Tutorial 3: Decoding the grammar of DNA using Natural Language Processing
Time: Nov 28th, 14:00 - 16:00
Presenter: Tyrone Chen, Sonika Tyagi
DNA is the blueprint defining all living organisms. Therefore, understanding the nature and function of DNA is at the core of all biological studies. Rapid advances in DNA sequencing and computing technologies over the past few decades resulted in large quantities of DNA generated for diverse experiments, exceeding the growth of all major social media platforms and astronomy data combined. However, biological data is both complex and high-dimensional, and is difficult to analyse with conventional methods.

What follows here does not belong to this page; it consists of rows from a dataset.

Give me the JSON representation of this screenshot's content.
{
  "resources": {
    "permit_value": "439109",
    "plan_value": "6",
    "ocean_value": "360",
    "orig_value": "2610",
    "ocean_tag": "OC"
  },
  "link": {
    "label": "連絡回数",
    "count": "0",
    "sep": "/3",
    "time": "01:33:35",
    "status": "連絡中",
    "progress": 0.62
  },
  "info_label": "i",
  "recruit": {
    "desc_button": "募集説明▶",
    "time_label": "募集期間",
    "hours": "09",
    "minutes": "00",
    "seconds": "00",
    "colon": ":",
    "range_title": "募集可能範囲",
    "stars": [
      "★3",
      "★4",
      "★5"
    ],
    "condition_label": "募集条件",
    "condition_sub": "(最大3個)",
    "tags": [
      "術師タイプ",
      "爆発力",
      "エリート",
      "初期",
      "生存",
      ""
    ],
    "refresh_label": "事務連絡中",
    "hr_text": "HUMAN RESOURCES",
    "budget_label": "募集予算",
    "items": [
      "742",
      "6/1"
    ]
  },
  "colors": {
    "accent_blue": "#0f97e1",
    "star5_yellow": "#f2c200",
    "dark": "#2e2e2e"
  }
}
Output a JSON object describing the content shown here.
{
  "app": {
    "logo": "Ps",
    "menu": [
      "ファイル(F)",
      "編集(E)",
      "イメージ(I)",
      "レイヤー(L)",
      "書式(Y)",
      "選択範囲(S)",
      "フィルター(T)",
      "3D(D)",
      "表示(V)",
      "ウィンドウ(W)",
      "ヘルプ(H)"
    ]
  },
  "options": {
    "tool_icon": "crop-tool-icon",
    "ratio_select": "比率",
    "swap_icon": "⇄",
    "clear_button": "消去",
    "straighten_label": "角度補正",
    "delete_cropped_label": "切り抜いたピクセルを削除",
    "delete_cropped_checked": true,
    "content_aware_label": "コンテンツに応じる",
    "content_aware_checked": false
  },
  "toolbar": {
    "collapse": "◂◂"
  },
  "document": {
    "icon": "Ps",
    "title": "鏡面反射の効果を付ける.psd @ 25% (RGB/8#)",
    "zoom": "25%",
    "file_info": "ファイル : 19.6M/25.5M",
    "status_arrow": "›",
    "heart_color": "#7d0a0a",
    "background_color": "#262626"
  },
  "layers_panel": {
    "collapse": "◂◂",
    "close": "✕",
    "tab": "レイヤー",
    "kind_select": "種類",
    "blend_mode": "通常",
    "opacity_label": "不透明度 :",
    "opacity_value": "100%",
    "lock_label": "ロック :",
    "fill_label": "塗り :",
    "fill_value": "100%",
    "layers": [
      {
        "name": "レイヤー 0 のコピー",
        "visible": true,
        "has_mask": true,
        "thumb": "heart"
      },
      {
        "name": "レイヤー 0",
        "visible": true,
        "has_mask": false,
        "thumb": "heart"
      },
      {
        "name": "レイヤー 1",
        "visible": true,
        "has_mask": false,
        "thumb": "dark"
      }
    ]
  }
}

Machine learning is naturally well suited to problems with a large volume of data and complexity. In particular, applying Natural Language Processing to the genome is intuitive, since DNA is a natural language. Unique challenges exist in Genome-NLP over natural languages, including the difficulty of word segmentation or corpus comparison.
To tackle these challenges, we developed the first automated and open-source genomeNLP workflow that enables efficient and accurate knowledge extraction on biological data [1], automating and abstracting preprocessing steps unique to biology. This lowers the barrier to perform knowledge extraction by both machine learning practitioners and computational biologists. In this tutorial, we will demonstrate how our workflow can be used to address the above challenges, with implications in fields such as personalised medicine.